One more question. Is there one more question? Yeah. Yeah. My eyes must be getting much worse. Okay. Yeah.

[89:19]

Tell them to get used to it. Uh-huh. Yeah. If you change, that's true, if you change, if you change the people around you will have to change too. And so, you know, if the people around you aren't ready to change also, then they will have various ways to try to get you to go back to being the person that they were used to dealing with. Yeah. So you will encounter that inevitably. Sorry. And, you know, you keep deciding anyway that you'll go for it, you know, anyway. And, you know, eventually, you know, things, over time things shift. You know, the people who are around you shift. You know, if you, you know, because there's no alternative, either they shift or at some point, you know, you go a different direction. But yes, that's exactly what happens. When you become more autonomous and you are, you know, feeling your way along and finding your way and, you know,

[90:24]

not just doing like what they want you to or how am I going to please him or, you know, how do I get her to love me or, you know, when you stop doing those things, you know, that's a shift for people. And it's an energetic shift and, you know, people notice those things. So, yeah, that's part of what happens. Eventually, over time, you know, more, you know, things do shift and change. Something happens. So anyway, I encourage you, keep at it. Well, oh, I have some flyers here for different things, if you're interested in. It turns out that in another week, now, you know, this is not, this is, I'm doing a workshop at Tassajara starting June the 14th, that's a week from today.
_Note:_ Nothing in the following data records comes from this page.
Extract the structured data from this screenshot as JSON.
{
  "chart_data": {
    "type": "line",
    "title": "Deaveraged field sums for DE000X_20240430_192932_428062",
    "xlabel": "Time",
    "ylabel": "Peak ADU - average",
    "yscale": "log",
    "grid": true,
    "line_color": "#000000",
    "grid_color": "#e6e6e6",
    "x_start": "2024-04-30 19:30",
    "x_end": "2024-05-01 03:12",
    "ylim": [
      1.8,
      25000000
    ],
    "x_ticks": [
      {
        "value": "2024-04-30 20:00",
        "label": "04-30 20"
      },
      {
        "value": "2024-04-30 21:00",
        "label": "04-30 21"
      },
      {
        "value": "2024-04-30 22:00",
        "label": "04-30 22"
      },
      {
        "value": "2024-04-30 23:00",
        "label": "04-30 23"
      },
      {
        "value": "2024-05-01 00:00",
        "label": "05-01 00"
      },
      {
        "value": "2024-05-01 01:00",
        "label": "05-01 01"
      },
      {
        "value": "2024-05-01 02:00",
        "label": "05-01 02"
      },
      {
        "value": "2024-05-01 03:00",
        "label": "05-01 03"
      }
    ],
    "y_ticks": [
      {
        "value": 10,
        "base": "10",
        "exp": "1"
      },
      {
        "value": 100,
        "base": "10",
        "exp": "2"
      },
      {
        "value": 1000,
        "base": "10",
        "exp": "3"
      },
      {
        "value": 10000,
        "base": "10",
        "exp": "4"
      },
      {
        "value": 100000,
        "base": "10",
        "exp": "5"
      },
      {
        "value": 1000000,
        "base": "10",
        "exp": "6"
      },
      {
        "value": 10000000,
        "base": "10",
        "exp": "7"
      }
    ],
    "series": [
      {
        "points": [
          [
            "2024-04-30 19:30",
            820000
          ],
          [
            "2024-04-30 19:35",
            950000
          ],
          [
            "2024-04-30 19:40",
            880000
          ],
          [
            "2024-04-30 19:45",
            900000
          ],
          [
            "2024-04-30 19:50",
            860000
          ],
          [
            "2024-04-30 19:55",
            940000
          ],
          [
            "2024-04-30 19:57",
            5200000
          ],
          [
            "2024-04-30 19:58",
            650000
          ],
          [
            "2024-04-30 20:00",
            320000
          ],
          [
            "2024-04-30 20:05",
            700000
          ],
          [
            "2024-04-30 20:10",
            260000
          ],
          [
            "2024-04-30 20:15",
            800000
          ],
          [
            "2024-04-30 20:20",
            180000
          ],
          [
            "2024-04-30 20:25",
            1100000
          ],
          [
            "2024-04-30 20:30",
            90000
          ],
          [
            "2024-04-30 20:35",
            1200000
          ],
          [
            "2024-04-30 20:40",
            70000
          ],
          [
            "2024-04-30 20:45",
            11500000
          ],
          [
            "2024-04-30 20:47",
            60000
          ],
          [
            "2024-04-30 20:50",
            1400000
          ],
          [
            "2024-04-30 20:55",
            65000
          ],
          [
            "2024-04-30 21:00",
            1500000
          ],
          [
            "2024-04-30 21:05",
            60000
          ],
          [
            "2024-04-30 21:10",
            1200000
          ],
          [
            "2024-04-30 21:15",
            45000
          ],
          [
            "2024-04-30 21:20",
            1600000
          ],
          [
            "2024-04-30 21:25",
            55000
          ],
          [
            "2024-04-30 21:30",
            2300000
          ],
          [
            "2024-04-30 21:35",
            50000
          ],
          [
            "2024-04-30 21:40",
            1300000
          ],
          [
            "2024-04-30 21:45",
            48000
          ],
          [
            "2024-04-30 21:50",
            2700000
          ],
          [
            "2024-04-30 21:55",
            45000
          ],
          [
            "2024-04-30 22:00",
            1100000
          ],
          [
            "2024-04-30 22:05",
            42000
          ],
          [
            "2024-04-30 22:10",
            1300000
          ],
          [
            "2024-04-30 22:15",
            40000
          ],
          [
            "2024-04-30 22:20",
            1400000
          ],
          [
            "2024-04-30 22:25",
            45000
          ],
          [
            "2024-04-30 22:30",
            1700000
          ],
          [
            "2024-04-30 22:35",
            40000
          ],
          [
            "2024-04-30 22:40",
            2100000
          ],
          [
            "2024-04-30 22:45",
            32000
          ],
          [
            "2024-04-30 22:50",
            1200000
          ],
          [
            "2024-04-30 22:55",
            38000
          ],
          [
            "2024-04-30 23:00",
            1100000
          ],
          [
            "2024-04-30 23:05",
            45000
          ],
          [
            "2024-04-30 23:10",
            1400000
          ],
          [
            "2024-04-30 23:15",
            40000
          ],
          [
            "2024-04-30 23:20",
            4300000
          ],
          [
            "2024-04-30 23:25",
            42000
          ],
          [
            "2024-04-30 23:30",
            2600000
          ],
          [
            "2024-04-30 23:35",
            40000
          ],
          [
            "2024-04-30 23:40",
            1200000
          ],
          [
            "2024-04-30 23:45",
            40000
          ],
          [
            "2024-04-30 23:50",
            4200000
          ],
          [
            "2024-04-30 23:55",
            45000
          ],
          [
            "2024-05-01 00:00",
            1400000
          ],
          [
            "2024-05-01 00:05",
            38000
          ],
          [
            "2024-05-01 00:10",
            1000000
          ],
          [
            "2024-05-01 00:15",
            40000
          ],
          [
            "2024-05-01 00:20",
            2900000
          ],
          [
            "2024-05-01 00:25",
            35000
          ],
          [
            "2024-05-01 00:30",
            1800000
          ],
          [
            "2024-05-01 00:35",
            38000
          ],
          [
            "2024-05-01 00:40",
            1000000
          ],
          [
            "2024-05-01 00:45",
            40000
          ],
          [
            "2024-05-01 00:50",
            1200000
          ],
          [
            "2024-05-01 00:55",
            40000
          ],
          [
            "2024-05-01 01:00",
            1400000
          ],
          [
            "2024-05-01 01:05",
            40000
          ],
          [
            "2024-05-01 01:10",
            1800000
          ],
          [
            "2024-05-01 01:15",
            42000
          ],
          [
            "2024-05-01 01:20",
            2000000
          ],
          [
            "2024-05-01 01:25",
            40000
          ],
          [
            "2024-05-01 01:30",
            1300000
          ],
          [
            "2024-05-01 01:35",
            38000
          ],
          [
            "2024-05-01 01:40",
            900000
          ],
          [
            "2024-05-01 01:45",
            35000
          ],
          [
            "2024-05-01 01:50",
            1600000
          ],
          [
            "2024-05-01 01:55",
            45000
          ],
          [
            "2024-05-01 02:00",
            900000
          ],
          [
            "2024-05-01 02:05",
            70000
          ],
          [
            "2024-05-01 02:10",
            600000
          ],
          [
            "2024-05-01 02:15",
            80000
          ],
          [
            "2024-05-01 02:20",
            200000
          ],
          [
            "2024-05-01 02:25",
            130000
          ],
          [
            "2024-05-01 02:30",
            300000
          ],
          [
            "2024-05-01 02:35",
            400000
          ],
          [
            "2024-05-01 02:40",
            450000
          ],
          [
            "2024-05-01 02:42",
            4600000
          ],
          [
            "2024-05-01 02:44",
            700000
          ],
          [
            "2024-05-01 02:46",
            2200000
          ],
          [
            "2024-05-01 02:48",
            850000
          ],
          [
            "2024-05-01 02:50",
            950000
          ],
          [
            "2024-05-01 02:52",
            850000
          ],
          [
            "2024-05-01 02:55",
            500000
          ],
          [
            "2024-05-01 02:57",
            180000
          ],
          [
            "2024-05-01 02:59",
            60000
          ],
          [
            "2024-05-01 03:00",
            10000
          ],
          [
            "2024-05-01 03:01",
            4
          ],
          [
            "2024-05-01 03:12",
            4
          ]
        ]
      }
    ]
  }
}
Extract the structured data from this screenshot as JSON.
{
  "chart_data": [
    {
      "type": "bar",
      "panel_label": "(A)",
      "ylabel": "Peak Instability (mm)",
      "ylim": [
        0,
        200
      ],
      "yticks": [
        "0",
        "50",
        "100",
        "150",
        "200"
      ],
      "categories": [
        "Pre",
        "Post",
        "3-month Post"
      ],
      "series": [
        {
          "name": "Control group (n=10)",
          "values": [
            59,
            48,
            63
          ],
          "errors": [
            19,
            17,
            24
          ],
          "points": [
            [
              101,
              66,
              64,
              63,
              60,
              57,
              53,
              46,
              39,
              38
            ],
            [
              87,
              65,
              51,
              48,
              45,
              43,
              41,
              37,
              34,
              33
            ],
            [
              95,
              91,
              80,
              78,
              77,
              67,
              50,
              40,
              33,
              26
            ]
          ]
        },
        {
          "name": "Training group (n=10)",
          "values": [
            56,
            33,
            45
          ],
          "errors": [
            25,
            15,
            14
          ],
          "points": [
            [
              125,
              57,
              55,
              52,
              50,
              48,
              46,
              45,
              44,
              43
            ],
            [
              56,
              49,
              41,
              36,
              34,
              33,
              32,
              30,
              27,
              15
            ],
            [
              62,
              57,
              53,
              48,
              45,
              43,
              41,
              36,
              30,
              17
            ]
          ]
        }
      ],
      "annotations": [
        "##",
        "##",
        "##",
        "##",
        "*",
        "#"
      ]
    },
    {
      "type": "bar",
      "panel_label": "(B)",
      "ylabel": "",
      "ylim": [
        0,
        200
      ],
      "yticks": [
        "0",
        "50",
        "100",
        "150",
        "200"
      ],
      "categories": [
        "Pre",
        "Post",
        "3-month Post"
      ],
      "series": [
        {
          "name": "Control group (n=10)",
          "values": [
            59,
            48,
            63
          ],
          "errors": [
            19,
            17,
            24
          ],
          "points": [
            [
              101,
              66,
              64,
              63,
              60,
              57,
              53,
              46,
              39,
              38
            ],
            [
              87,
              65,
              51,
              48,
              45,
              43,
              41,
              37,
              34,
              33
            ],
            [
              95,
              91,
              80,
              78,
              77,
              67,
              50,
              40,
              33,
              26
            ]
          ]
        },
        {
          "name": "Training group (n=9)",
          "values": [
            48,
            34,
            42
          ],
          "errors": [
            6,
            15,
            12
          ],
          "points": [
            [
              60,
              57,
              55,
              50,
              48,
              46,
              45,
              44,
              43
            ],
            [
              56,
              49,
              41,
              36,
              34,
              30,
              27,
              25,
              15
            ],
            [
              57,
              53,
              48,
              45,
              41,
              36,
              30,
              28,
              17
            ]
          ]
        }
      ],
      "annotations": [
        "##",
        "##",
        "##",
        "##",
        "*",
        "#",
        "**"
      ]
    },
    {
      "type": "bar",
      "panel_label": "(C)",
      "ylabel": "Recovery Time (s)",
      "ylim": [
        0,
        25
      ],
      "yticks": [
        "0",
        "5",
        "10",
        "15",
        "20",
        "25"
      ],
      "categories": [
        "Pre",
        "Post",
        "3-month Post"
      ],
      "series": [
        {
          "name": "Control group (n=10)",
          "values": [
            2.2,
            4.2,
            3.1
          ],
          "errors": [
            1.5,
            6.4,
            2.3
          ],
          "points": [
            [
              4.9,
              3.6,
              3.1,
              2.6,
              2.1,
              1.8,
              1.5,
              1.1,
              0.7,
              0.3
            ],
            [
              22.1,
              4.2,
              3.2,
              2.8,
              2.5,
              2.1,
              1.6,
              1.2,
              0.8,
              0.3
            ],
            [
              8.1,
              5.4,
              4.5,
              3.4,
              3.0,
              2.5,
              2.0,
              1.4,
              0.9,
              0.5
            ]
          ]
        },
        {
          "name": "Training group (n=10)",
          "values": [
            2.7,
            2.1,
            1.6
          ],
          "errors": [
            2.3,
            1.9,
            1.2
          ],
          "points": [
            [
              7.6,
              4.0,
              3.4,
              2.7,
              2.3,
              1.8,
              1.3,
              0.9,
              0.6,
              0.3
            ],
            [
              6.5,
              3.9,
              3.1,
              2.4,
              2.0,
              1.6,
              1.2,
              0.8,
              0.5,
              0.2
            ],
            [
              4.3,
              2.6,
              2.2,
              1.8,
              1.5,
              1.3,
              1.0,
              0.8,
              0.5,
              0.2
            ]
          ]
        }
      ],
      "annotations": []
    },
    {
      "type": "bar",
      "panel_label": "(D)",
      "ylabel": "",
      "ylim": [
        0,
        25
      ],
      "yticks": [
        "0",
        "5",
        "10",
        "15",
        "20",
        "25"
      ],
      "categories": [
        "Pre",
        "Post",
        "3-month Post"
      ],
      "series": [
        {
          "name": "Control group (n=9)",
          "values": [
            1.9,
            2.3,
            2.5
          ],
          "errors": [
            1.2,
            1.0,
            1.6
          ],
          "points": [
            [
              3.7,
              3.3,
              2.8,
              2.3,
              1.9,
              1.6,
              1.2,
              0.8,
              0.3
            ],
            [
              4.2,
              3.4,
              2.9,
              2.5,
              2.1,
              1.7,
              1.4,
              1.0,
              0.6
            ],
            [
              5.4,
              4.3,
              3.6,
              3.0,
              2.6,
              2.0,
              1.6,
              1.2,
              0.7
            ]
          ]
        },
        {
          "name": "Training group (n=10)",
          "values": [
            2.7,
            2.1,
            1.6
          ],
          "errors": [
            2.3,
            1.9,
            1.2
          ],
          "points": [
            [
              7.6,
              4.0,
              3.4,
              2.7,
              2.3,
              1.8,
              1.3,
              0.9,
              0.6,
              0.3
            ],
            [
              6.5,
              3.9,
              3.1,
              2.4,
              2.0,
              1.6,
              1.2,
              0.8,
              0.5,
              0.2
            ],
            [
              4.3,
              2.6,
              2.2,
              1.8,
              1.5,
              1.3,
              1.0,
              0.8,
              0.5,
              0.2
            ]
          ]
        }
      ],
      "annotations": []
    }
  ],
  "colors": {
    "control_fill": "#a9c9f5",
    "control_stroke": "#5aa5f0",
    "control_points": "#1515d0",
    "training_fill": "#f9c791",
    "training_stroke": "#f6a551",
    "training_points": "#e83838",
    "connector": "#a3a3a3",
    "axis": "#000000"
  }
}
It's on Zen and it's called Awakening Choice, Realizing the Body's Wisdom. It's a workshop on Zen and something called Integrated Awareness, which is a body,

[91:28]

a different kind of body awareness practice and associated with therapeutic touch or what I consider now, since I'm a Buddhist priest, you know, I consider it Mindfulness Touch. So Mindfulness Touch is MT, you know, so it's my new, my version of Integrated Awareness. I can't teach Integrated Awareness because I'm not an authorized Integrated Awareness teacher, right? So I teach MT. But anyway, we have this workshop at Tassajara. Marilyn and I, Marilyn's actually teaching mostly the Integrated Awareness part and I'm doing the Zen part. And if any of you happen to be interested, it's five days at Tassajara and it costs, you know, you need to have five days off and you need to have some money. And, you know, you see me, leisure, money, you know, interest and you can do this. I have just a few copies of Life and Hell and a little poem. This is a little cartoon about saying you love me is proof you hate me.

[92:31]

And so forth. And then just in case any of you are interested, I have here the official schedule for Ed Brown Saturday sittings here at Green Gorge. I do eight of these a year from 9 to 5 and we just did one yesterday. So there's four more this year. So the dates are on this piece of paper, you know, if you're interested in coming and being here from 9 to 5 on some Saturday. And this is something that somebody gave me, so if anybody else wants to give me something, you know, I have the pile here for that too. Anyway, thank you very much. Bon appétit. Or bon voyage as the case might be.